While there are many studies showing that burnout has become a global issue, Schaffner narrowed it down. “We are struggling with a more precarious and competitive work culture … we tend to overvalue work … we expect so much of work these days: not just status and an income but legitimization,” she says. “We want it to provide a sense of purpose and an opportunity for self-realization.”
Research from the American Psychological Association shows that the top six causes of burnout are excessive workloads, insufficient autonomy, inadequate rewards, breakdown of community, mismatch of values and unfairness. On top of that, burnout also correlates with our desire for perfection.
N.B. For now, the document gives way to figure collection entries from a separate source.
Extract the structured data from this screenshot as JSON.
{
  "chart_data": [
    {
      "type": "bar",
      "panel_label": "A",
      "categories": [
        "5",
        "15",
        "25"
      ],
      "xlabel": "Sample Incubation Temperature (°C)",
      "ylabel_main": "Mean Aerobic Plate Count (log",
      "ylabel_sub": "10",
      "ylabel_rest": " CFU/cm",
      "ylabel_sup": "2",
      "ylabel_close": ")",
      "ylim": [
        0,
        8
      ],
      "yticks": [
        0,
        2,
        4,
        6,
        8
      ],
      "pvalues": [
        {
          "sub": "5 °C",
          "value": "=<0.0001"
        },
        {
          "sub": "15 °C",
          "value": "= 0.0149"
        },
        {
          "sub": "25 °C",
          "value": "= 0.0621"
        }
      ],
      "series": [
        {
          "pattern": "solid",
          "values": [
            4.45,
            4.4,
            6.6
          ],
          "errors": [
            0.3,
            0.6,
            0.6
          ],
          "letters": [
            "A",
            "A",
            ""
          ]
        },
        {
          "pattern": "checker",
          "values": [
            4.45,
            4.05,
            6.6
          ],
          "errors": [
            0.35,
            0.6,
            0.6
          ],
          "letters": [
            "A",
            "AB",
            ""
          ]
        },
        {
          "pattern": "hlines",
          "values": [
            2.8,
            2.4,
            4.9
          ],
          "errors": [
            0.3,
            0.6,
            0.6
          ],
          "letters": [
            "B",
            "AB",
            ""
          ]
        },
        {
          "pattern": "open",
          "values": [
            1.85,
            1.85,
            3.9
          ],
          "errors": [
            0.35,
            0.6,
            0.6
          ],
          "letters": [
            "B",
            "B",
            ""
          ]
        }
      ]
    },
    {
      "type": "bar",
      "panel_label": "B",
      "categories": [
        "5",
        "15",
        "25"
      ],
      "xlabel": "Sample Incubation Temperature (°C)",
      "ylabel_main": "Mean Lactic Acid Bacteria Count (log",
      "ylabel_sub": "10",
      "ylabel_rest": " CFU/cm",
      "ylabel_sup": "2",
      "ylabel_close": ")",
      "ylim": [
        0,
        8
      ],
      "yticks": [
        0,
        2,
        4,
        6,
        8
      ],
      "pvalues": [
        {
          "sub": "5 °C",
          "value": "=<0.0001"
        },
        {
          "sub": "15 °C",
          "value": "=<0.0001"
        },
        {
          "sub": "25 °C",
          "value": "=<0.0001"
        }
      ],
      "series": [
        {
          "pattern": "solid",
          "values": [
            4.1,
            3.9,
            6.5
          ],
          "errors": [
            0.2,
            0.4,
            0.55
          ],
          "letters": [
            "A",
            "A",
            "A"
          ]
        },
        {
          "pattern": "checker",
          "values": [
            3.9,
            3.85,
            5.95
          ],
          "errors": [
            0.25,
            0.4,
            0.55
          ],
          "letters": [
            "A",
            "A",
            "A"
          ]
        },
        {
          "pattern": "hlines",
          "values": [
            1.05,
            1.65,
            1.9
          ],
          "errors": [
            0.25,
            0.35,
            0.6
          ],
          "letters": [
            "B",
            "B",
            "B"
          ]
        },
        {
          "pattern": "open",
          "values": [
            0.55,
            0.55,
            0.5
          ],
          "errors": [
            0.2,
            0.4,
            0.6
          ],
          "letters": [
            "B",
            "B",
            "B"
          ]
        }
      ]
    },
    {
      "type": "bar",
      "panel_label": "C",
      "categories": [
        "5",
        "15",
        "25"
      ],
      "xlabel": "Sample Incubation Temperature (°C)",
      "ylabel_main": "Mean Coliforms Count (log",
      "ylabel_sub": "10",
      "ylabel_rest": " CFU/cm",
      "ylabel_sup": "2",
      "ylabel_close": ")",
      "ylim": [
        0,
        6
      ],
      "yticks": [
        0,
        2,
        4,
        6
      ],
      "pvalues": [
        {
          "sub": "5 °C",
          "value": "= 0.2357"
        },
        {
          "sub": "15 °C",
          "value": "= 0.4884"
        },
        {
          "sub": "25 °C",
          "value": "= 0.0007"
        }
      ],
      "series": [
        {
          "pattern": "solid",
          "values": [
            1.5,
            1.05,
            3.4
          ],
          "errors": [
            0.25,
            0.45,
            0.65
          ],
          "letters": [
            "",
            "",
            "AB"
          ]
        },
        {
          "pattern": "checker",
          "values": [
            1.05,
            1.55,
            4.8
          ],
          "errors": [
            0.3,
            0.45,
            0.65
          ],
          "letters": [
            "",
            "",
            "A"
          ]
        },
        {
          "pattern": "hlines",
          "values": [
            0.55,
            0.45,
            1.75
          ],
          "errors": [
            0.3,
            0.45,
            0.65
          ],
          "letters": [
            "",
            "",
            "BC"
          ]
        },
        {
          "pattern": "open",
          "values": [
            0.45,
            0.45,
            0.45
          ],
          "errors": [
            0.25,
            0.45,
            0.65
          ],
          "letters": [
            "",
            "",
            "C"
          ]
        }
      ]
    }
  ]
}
For example, when we set unrealistic high expectations of what we feel we should achieve or have a harsh “inner critic,” we’re more likely to feel burnout.
But, lucky for us workaholics out there, there are ways to make your life more balanced. Schaffner recommends understanding your core stressors to identify what you can and can’t control to ease your stress levels. Some advice for those who are their own worst critics – consciously note that it’s your inner critic speaking to keep you from getting too caught up in those thoughts.